On 4/7/2011 10:30 AM, Shane Kerr wrote:
> Francis,
> 
> On Thu, 2011-04-07 at 10:24 +0000, Francis Dupont wrote:
>> Some questions about fd_share / send_fd:
>>  - it seems there are two versions of them today: src/lib/xfr and
>>   src/lib/util/io. It seems it is a simple code reorg, i.e.,
>>   the code moved from xfr to util/io (BTW this is a good idea)
> 
> Probably this should sit in our new BIND 10 utility library.
> 
>>  - what kind of descriptors are moved? on some systems file
>>   descriptors and "socket" file descriptors are different
>>   (cf. Windows file and socket handles, note both can be
>>    sent to another process and they are more different than
>>    one could believe, e.g., close functions are different too!)
>>   (it seems sockets, cf xfr code)
> 

That's correct. sockets should be treated differently than file handles
on Windows, even though they both have handles underlying the structures.

> Right now we only move sockets. We have 2 use cases:
> 
>      1. TCP connections arrive at the authoritative or recursive
>         resolver and need to get transferred to the XFR out process.
>      2. In future we'll have our privileged socket creator which will
>         create all sockets on ports < 1024 and need to transfer those
>         bound sockets to other processes.
> 

Windows has not historically cared about the different port numbers when
it came to privileges and rights. I haven't looked recently to see if
that has changed at all but I doubt it as it would break too many
applications.

>>  - there are other ways to send a file descriptor, for instance
>>   one can open /proc/<other_process_id>/fd/<file_descriptor_number>
>>   on Linux or in general any OS with /proc file system.
>>   I'd like to get a fd_share / send_fd clone using this /proc way
>>   (IMHO it is far closer than PF_UNIX to what Windows support,
>>    and this can remove some dependencies too).
> 
> Hm... by default FreeBSD doesn't mount the procfs, and it doesn't look
> like it ever supported the "fd" directory.
> 
> With Windows I was assuming we'd use something like DuplicateHandle:
> 
> http://msdn.microsoft.com/en-us/library/ms724251%28VS.85%29.aspx
> 
> In theory we should be able pass sockets around with this function,
> since according to the documentation sockets are also normal Windows
> handles:
> 
> http://msdn.microsoft.com/en-us/library/ms740522%28v=VS.85%29.aspx
> 
> Note that I haven't tried this stuff.
> 

Yes, Windows sockets are handles but you cannot use them in the same way
as you use file descriptors in Unix. The analogy only goes so far.

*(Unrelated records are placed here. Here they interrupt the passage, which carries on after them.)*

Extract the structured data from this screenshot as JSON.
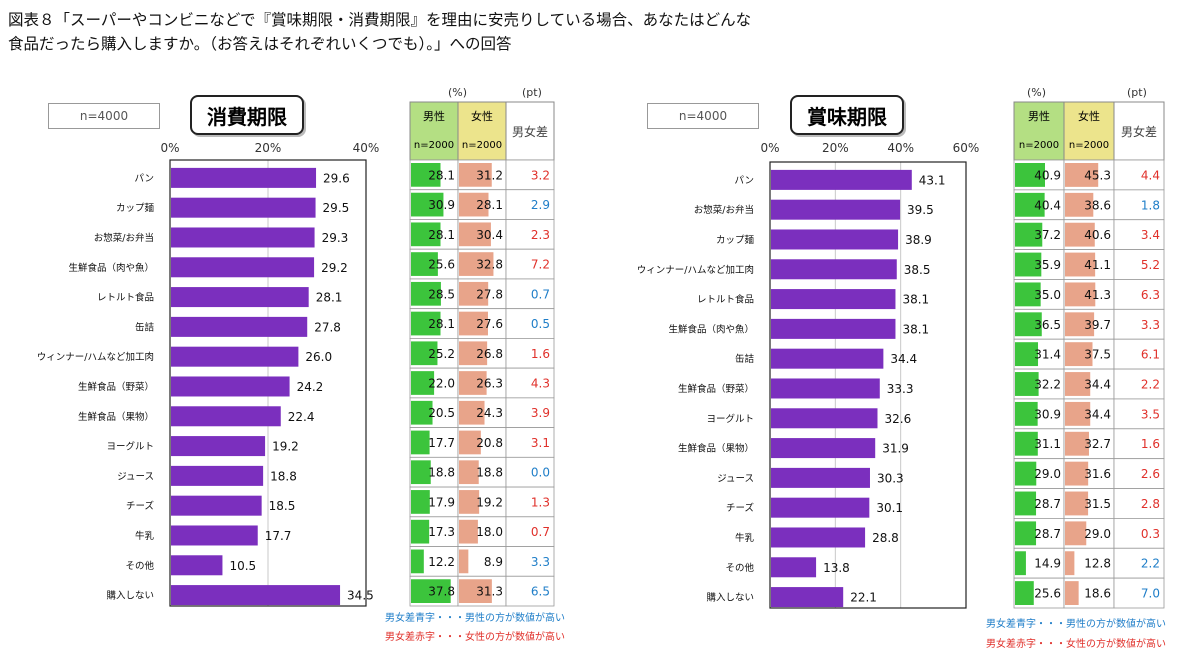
{
  "title_lines": [
    "図表８「スーパーやコンビニなどで『賞味期限・消費期限』を理由に安売りしている場合、あなたはどんな",
    "食品だったら購入しますか。（お答えはそれぞれいくつでも）。」への回答"
  ],
  "colors": {
    "bar": "#7b2fbe",
    "male_bar": "#3cc43c",
    "female_bar": "#e8a48a",
    "male_header": "#b4df83",
    "female_header": "#ece48c",
    "blue": "#1f7ec8",
    "red": "#e0302a"
  },
  "notes": {
    "blue_note": "男女差青字・・・男性の方が数値が高い",
    "red_note": "男女差赤字・・・女性の方が数値が高い"
  },
  "chart_data": [
    {
      "type": "bar",
      "title": "消費期限",
      "n_label": "n=4000",
      "axis_ticks": [
        "0%",
        "20%",
        "40%"
      ],
      "xlim": [
        0,
        40
      ],
      "categories": [
        "パン",
        "カップ麺",
        "お惣菜/お弁当",
        "生鮮食品（肉や魚）",
        "レトルト食品",
        "缶詰",
        "ウィンナー/ハムなど加工肉",
        "生鮮食品（野菜）",
        "生鮮食品（果物）",
        "ヨーグルト",
        "ジュース",
        "チーズ",
        "牛乳",
        "その他",
        "購入しない"
      ],
      "values": [
        29.6,
        29.5,
        29.3,
        29.2,
        28.1,
        27.8,
        26.0,
        24.2,
        22.4,
        19.2,
        18.8,
        18.5,
        17.7,
        10.5,
        34.5
      ],
      "labels": [
        "29.6",
        "29.5",
        "29.3",
        "29.2",
        "28.1",
        "27.8",
        "26.0",
        "24.2",
        "22.4",
        "19.2",
        "18.8",
        "18.5",
        "17.7",
        "10.5",
        "34.5"
      ],
      "table": {
        "unit_pct": "(%)",
        "unit_pt": "(pt)",
        "male_label": "男性",
        "female_label": "女性",
        "diff_label": "男女差",
        "n_sub": "n=2000",
        "male": [
          "28.1",
          "30.9",
          "28.1",
          "25.6",
          "28.5",
          "28.1",
          "25.2",
          "22.0",
          "20.5",
          "17.7",
          "18.8",
          "17.9",
          "17.3",
          "12.2",
          "37.8"
        ],
        "female": [
          "31.2",
          "28.1",
          "30.4",
          "32.8",
          "27.8",
          "27.6",
          "26.8",
          "26.3",
          "24.3",
          "20.8",
          "18.8",
          "19.2",
          "18.0",
          "8.9",
          "31.3"
        ],
        "diff": [
          "3.2",
          "2.9",
          "2.3",
          "7.2",
          "0.7",
          "0.5",
          "1.6",
          "4.3",
          "3.9",
          "3.1",
          "0.0",
          "1.3",
          "0.7",
          "3.3",
          "6.5"
        ],
        "diff_color": [
          "red",
          "blue",
          "red",
          "red",
          "blue",
          "blue",
          "red",
          "red",
          "red",
          "red",
          "blue",
          "red",
          "red",
          "blue",
          "blue"
        ]
      }
    },
    {
      "type": "bar",
      "title": "賞味期限",
      "n_label": "n=4000",
      "axis_ticks": [
        "0%",
        "20%",
        "40%",
        "60%"
      ],
      "xlim": [
        0,
        60
      ],
      "categories": [
        "パン",
        "お惣菜/お弁当",
        "カップ麺",
        "ウィンナー/ハムなど加工肉",
        "レトルト食品",
        "生鮮食品（肉や魚）",
        "缶詰",
        "生鮮食品（野菜）",
        "ヨーグルト",
        "生鮮食品（果物）",
        "ジュース",
        "チーズ",
        "牛乳",
        "その他",
        "購入しない"
      ],
      "values": [
        43.1,
        39.5,
        38.9,
        38.5,
        38.1,
        38.1,
        34.4,
        33.3,
        32.6,
        31.9,
        30.3,
        30.1,
        28.8,
        13.8,
        22.1
      ],
      "labels": [
        "43.1",
        "39.5",
        "38.9",
        "38.5",
        "38.1",
        "38.1",
        "34.4",
        "33.3",
        "32.6",
        "31.9",
        "30.3",
        "30.1",
        "28.8",
        "13.8",
        "22.1"
      ],
      "table": {
        "unit_pct": "(%)",
        "unit_pt": "(pt)",
        "male_label": "男性",
        "female_label": "女性",
        "diff_label": "男女差",
        "n_sub": "n=2000",
        "male": [
          "40.9",
          "40.4",
          "37.2",
          "35.9",
          "35.0",
          "36.5",
          "31.4",
          "32.2",
          "30.9",
          "31.1",
          "29.0",
          "28.7",
          "28.7",
          "14.9",
          "25.6"
        ],
        "female": [
          "45.3",
          "38.6",
          "40.6",
          "41.1",
          "41.3",
          "39.7",
          "37.5",
          "34.4",
          "34.4",
          "32.7",
          "31.6",
          "31.5",
          "29.0",
          "12.8",
          "18.6"
        ],
        "diff": [
          "4.4",
          "1.8",
          "3.4",
          "5.2",
          "6.3",
          "3.3",
          "6.1",
          "2.2",
          "3.5",
          "1.6",
          "2.6",
          "2.8",
          "0.3",
          "2.2",
          "7.0"
        ],
        "diff_color": [
          "red",
          "blue",
          "red",
          "red",
          "red",
          "red",
          "red",
          "red",
          "red",
          "red",
          "red",
          "red",
          "red",
          "blue",
          "blue"
        ]
      }
    }
  ]
}
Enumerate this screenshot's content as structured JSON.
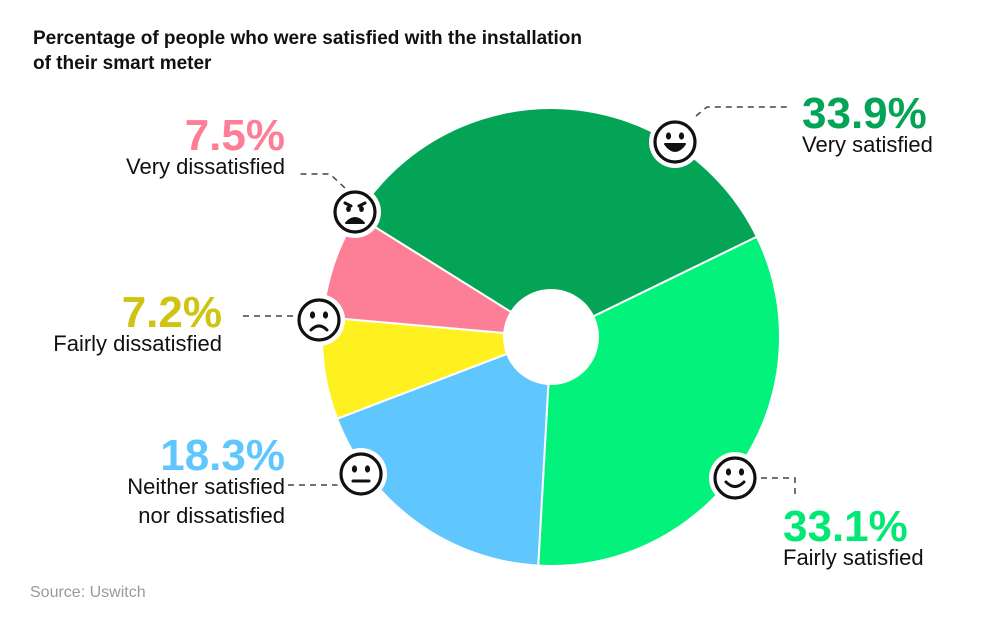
{
  "title": "Percentage of people who were satisfied with the installation of their smart meter",
  "source": "Source: Uswitch",
  "chart_data": {
    "type": "pie",
    "title": "Percentage of people who were satisfied with the installation of their smart meter",
    "unit": "%",
    "slices": [
      {
        "label": "Very satisfied",
        "lines": [
          "Very satisfied"
        ],
        "value": 33.9,
        "display": "33.9%",
        "color": "#03a455",
        "text_color": "#03a455",
        "face": "grin",
        "icon": "grinning-face-icon"
      },
      {
        "label": "Fairly satisfied",
        "lines": [
          "Fairly satisfied"
        ],
        "value": 33.1,
        "display": "33.1%",
        "color": "#02f27c",
        "text_color": "#03e874",
        "face": "smile",
        "icon": "smiling-face-icon"
      },
      {
        "label": "Neither satisfied nor dissatisfied",
        "lines": [
          "Neither satisfied",
          "nor dissatisfied"
        ],
        "value": 18.3,
        "display": "18.3%",
        "color": "#5fc7fd",
        "text_color": "#5fc7fd",
        "face": "neutral",
        "icon": "neutral-face-icon"
      },
      {
        "label": "Fairly dissatisfied",
        "lines": [
          "Fairly dissatisfied"
        ],
        "value": 7.2,
        "display": "7.2%",
        "color": "#fff11f",
        "text_color": "#cfc412",
        "face": "frown",
        "icon": "frowning-face-icon"
      },
      {
        "label": "Very dissatisfied",
        "lines": [
          "Very dissatisfied"
        ],
        "value": 7.5,
        "display": "7.5%",
        "color": "#fd7f97",
        "text_color": "#fd7f97",
        "face": "sad",
        "icon": "sad-face-icon"
      }
    ]
  }
}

> Is there a potential benefit to poking around in /proc other than making
> a Windows port easier?
>

Well using domain sockets was a bad idea if the source is going to be
buildable on Windows. The more common code there is the less likely that
the Windows-specific part will get forgotten when making changes. So yes
it's more than just making the port easier.